Chart 8 – Monthly AGG with 6/10 Moving Averages
In April, AGG had a solid return of 1.72% on lower volume. AGG remains in bullish alignment and closed at a new high. I will continue to have most of my money allocated to AGG.
Chart 9 – Monthly AGG:SPY Relative Strength
Chart 9 shows that AGG drastically underperformed SPY in April by 9.74%. The ratio is in bullish alignment and the ratio remains above the two rising moving averages. Last month, the ratio closed higher than it has in over two years. Consequently, a higher high is now in place. Now, I am looking to see if this ratio can stay above the lows set late in 2019. For the long-term bullish trend to be in place, you need to see a series of higher highs and higher lows. If we see that, it would indicate that equities are underperforming bonds for quite some time. At this time, Chart 9 tells me that I need to keep more than half of my money in AGG versus SPY.
To summarize, April saw every ETF I monitor rise on lower volume. Equities did very well.
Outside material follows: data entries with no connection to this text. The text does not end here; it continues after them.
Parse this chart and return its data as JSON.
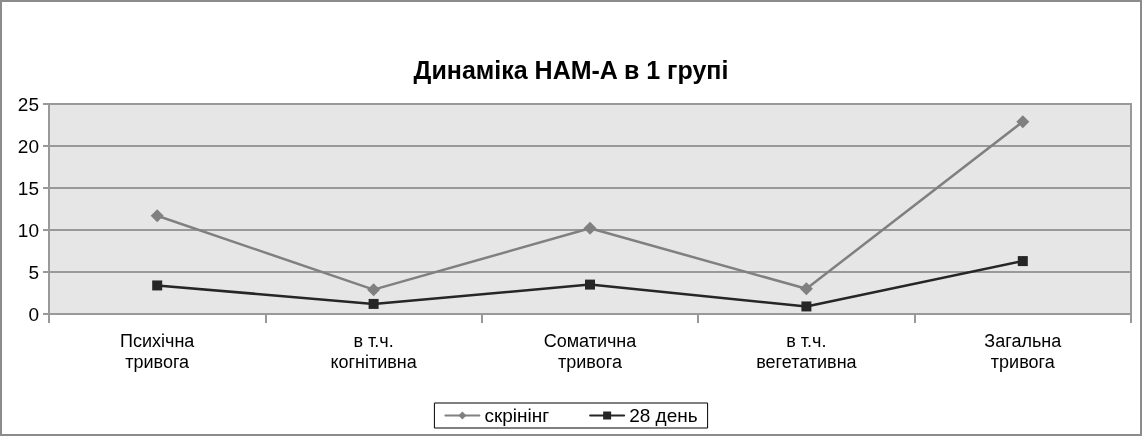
{
  "chart_data": {
    "type": "line",
    "title": "Динаміка HAM-A в 1 групі",
    "categories": [
      "Психічна тривога",
      "в т.ч. когнітивна",
      "Соматична тривога",
      "в т.ч. вегетативна",
      "Загальна тривога"
    ],
    "series": [
      {
        "name": "скрінінг",
        "color": "#808080",
        "marker": "diamond",
        "values": [
          11.7,
          2.9,
          10.2,
          3.0,
          22.9
        ]
      },
      {
        "name": "28 день",
        "color": "#262626",
        "marker": "square",
        "values": [
          3.4,
          1.2,
          3.5,
          0.9,
          6.3
        ]
      }
    ],
    "ylim": [
      0,
      25
    ],
    "yticks": [
      0,
      5,
      10,
      15,
      20,
      25
    ],
    "grid": "y",
    "legend": "bottom",
    "line_style": "solid"
  }
}
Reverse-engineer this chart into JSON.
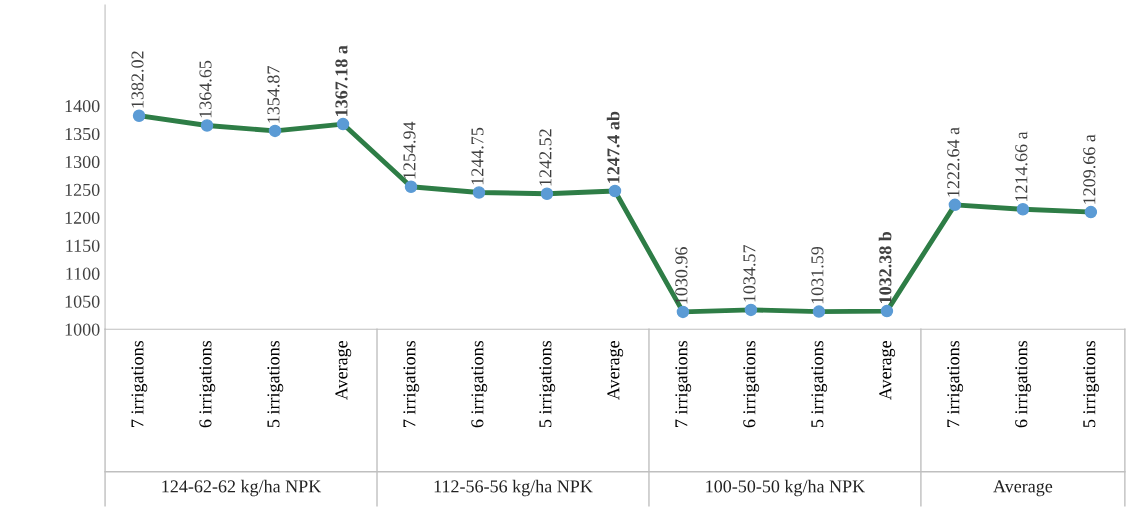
{
  "chart_data": {
    "type": "line",
    "categories": [
      "7 irrigations",
      "6 irrigations",
      "5 irrigations",
      "Average",
      "7 irrigations",
      "6 irrigations",
      "5 irrigations",
      "Average",
      "7 irrigations",
      "6 irrigations",
      "5 irrigations",
      "Average",
      "7 irrigations",
      "6 irrigations",
      "5 irrigations"
    ],
    "series": [
      {
        "color": "#2e7d46",
        "values": [
          1382.02,
          1364.65,
          1354.87,
          1367.18,
          1254.94,
          1244.75,
          1242.52,
          1247.4,
          1030.96,
          1034.57,
          1031.59,
          1032.38,
          1222.64,
          1214.66,
          1209.66
        ],
        "value_labels": [
          "1382.02",
          "1364.65",
          "1354.87",
          "1367.18 a",
          "1254.94",
          "1244.75",
          "1242.52",
          "1247.4 ab",
          "1030.96",
          "1034.57",
          "1031.59",
          "1032.38 b",
          "1222.64 a",
          "1214.66 a",
          "1209.66 a"
        ]
      }
    ],
    "marker": "circle",
    "ylim": [
      1000,
      1580
    ],
    "yticks": [
      1000,
      1050,
      1100,
      1150,
      1200,
      1250,
      1300,
      1350,
      1400
    ],
    "grid": false,
    "annotations": [
      "124-62-62 kg/ha NPK",
      "112-56-56 kg/ha NPK",
      "100-50-50 kg/ha NPK",
      "Average"
    ]
  }
}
Even with the rally, every equity ETF remains in bearish alignment and none of the equity ETFs closed above one of their moving averages. AGG is the only ETF I monitor that is in bullish alignment. There will be no changes to my allocation this month. I like the idea of having some exposure to equities in case the rally continues. Perhaps it will continue to rally due to the economy opening up, the Fed providing liquidity, stimulus from the government, or good news on a cure or vaccine. In the event the markets decline in May, I will maintain my 75% allocation to AGG. It appears to me that we continue to be in the midst of a bear market. As I stated earlier, I don’t know what to expect. I try not to predict what I think will happen. I just want to be properly aligned with the market as I see it in the charts.